The world of archeology is changing, and Camosun Anthropology instructor Nicole Kilburn and the Archaeology Field Assistant program she developed are at the forefront of that change. Kilburn developed the program in 2008 to fill a skills gap in the industry.
“Generally, if you are working [in the field] you have an undergrad in Anthropology that would include a field school,” says Kilburn, “but field schools until very recently have been almost 100 percent on excavation. So you have this funny gap between the types of skills that people finish their undergrad with and the types of skills they actually need to do the fieldwork. This program was designed to kind of fill that gap and teach people what they need to know to be field assistants.”
The program aims to teach the skills that students will need to work in the field by allowing them the opportunity to work on actual archeological sites; Kilburn recently offered the program remotely to students on to the Tk’emlúps reserve in Kamloops. The skills taught in the program include basic practical skills such as how to use a compass and how to take field notes, as well as important cultural resource management skills.
“I could create an archeology site out in the lawn out in front of the Young Building and I know my students would do a good job,” says Kilburn. “They would go out and they would dutifully map the site and take their field notes, but when we partner with Indigenous communities, it’s modelling Indigenous archeology so [it incorporates] the importance of following protocols and working with the elders and knowledge keepers.”
Kilburn says that students end up working really hard and are very concerned about being accurate and doing things right because it’s a real-life scenario and they see how it’s going to benefit that community. Kilburn says that this incorporation of Indigenous knowledge has not always been a part of archeology.
“I’ve learned a lot from my Indigenous community involvement, but I’ve had to re-examine some of the things that I learned from the old school of archeologists,” says Kilburn. “This idea that I went through my undergrad living in Coast Salish territory, talking about Coast Salish history, seeing Coast Salish archeology sites, and I did not meet a single Coast Salish person… I think about that now and that’s just not right, so I don’t want any of my students to be able to say that. I’m going to make sure that I make those opportunities to hear firsthand from knowledge keepers and to share that voice.”
Kilburn believes that BC is “leading the pack” in terms of change in archeology and says that some of the difference in what BC is doing comes from a shift in the ways in which historical sites are conceptualized.

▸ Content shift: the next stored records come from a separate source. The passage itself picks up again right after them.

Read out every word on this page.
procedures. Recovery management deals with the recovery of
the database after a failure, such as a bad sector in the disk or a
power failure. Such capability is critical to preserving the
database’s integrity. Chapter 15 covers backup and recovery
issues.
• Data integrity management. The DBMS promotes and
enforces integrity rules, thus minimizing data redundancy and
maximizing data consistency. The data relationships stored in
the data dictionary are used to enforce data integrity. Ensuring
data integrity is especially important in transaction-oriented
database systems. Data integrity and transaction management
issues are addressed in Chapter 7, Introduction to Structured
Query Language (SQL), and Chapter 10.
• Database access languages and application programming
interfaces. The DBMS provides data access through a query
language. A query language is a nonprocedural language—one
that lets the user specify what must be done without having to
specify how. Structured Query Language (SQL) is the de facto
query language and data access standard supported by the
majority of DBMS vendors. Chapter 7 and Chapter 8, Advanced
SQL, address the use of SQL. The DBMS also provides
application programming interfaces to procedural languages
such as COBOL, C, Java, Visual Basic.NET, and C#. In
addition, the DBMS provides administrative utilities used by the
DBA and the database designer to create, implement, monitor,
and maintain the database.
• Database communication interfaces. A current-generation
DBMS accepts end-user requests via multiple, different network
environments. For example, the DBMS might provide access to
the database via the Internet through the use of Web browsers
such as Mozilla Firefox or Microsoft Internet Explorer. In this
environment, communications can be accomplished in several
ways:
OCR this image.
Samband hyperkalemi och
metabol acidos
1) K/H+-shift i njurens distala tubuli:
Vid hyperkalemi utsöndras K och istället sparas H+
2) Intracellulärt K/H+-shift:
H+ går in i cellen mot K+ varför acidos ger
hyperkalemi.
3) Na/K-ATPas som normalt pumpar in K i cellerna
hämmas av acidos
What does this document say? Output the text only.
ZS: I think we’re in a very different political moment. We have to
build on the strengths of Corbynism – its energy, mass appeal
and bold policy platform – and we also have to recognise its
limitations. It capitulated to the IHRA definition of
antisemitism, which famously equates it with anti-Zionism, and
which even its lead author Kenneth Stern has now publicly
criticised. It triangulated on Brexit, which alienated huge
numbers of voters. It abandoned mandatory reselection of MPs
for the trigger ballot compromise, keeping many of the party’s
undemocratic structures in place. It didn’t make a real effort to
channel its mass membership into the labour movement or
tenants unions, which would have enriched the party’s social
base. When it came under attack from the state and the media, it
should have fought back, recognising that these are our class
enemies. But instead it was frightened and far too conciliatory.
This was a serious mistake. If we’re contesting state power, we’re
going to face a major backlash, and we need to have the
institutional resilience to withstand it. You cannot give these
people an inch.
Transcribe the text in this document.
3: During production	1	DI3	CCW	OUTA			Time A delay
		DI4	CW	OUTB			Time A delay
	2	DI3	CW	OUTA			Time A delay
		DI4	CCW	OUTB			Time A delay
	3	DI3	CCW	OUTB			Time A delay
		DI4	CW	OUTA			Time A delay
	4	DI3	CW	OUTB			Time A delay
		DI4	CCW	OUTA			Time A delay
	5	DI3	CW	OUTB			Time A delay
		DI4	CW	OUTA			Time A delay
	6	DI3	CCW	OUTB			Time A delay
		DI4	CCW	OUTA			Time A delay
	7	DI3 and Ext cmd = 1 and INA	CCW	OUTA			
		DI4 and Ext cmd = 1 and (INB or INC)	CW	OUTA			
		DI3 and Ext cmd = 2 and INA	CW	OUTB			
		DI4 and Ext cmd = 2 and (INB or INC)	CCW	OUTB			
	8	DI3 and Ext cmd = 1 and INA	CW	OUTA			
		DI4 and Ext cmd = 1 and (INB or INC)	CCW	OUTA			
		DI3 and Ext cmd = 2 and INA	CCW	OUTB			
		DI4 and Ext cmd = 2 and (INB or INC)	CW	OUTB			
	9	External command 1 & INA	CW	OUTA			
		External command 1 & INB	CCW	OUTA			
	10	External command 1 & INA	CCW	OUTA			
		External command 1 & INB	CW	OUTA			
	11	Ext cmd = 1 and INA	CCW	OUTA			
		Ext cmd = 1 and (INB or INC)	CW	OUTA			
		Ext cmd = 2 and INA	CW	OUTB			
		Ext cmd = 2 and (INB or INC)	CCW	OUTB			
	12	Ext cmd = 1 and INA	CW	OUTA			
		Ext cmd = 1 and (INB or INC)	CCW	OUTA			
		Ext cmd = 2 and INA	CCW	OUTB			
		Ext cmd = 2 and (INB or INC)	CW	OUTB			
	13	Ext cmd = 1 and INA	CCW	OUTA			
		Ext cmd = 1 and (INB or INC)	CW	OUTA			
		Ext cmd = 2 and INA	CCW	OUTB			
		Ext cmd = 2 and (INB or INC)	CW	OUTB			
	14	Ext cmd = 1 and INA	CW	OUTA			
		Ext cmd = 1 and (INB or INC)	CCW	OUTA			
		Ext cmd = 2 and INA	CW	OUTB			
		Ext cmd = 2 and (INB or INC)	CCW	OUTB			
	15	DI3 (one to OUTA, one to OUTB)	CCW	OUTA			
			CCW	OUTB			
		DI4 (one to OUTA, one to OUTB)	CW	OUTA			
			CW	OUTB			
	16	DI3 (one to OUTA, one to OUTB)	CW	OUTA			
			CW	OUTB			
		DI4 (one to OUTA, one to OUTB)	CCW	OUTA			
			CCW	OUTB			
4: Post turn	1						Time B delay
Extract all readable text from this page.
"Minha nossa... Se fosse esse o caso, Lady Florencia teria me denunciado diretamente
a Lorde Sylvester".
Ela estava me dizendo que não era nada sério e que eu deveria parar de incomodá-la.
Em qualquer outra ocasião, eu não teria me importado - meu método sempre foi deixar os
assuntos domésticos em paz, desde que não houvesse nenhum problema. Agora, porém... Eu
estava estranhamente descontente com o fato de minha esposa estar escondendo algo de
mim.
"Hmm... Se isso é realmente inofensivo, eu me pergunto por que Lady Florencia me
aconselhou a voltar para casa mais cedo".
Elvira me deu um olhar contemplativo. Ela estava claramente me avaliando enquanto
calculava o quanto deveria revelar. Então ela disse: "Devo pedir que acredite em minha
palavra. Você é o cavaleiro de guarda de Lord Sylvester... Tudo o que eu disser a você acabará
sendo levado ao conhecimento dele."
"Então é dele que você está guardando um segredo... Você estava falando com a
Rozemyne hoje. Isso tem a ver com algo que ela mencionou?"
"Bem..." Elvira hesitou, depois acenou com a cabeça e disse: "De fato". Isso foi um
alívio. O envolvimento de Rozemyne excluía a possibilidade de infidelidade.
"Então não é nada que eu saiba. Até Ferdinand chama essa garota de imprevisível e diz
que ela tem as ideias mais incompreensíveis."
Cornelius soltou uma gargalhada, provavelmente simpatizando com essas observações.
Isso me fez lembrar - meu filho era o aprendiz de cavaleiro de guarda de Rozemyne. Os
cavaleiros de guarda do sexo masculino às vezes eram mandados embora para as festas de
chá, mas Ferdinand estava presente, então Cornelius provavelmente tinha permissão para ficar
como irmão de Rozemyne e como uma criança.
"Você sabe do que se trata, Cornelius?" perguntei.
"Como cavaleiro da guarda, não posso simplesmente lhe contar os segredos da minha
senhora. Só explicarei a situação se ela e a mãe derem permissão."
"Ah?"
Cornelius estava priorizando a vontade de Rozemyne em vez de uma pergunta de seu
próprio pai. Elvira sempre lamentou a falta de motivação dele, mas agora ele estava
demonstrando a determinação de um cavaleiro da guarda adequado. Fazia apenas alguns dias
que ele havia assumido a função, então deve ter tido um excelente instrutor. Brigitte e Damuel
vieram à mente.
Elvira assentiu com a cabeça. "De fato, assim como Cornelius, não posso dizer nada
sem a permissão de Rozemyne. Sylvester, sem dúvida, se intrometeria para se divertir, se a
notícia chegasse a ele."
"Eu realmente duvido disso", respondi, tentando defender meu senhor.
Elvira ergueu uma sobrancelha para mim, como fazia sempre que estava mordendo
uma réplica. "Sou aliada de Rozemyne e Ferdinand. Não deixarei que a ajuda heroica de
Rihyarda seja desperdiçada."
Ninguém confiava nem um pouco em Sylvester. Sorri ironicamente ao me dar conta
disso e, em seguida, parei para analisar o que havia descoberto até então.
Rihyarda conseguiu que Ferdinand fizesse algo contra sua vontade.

“When Indigenous people look at those bones, they don’t see scientific potential, they don’t see data potential, they see their ancestors,” says Kilburn. “So how am I supposed to look at that? Increasingly, I look at it as their ancestors.”
These changes in the field have not come without their own set of struggles, however.
“It can be challenging, too,” says Kilburn. “There’s a lot of learning still to be done and a lot of that relationship building takes a lot of time, building trust, and [overcoming] the legacy of bad anthropology, of people who arrived with a sense of entitlement and stole ancestral remains and removed artefacts and didn’t do it in a way that was respectful. My education continues, and there have been really positive developments.”